For smaller brands, this is a larger issue. With a yearning for more traffic and engagement, they're more willing to follow what they "successful" brands doing. The problem is that larger brands often have more sway and more money to help do what they need to. Some of the trends and fads are only worthwhile if you have the resources to allocate, leading to many smaller brands wasting time and funds by trying to follow suit.



Gap tried to jump on the "modern, sexy, and cool" bandwagon when looking for a new logo. The graphic was poorly received and Gap ended up returning to their previous logo. The major issue, however, was that Gap crumbled under the criticism, rather than actually testing out how their logo performed. They wanted to be trendy, but didn't think through the actual execution.

The Fix: Create the Personality Your Audience Needs

If you are going to follow a bandwagon, there needs to be more thought than, "It worked for them." Brands should analyze how the trends can help them get to where they're going. It is perfectly acceptable to step away from the crowd. In fact, it may be a decision to skip a fad that differentiates your brand, making you more remarkable.

Better, would be to identify the best way to work with your specific audience so you can build a personality around that. Then, you can stick with it, not falling for design or content trends that don't support your brand's image.

5. Breaking Brand Promises

Whether you've planned it or not, your brand has a promise to keep. Just like with the If/Then statements we discussed, customers expect certain things from your brand. If you fail to deliver on these promises, prepare for a backlash.

Not upholding your end of the bargain kills the trust between you and the customer. Whether it's from a guarantee, bad guidance in content, or false benefits in your copy, customers see your brand as an expert to the problem you're addressing.

Often, brand's will take something that sounds good and run with it, even if it positions their brand as solving something it can't.

Take Airborne as an example.
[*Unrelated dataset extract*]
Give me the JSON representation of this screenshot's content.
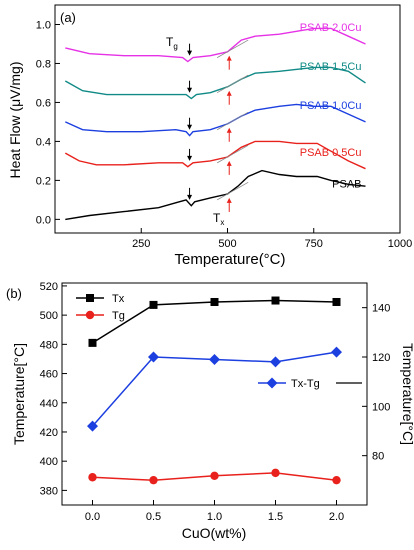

The company had made claims its product was backed by research. When it came out that the "research" was actually the founder's opinion as a second-grade teacher, the company was forced to pay out millions, losing customers in the process.

The Fix: Know Your Promise and Deliver



If you want to be able to deliver on your promises, the easiest way is to make it a more deliberate part of your planning. Rather than guessing at what you promise, creating a concrete list gives you the ability to ensure you're fulfilling your end of the bargain. We use the image above to plan everything out at once. 

This list should include every product, service, and department within your business. What does customer service promise to do when consumers call with problems? How do your products solve your customer's problem?

If you take the time to decide what promises you're making, it will be significantly easier to deliver because you know how each promise drives your brand forward.

Build a Remarkable Brand

Building a remarkable brand is challenging, but if you can avoid what companies get wrong in their strategies, you can start a step ahead.

We've touched on it here, but the most important thing to your brand is trust. Breaking trust means losing credibility and with that goes customers and income. By prioritizing trust in your branding strategy, you'll remain consistent and deliver on the promises your audience expects, giving you an edge in the fight to becoming remarkable.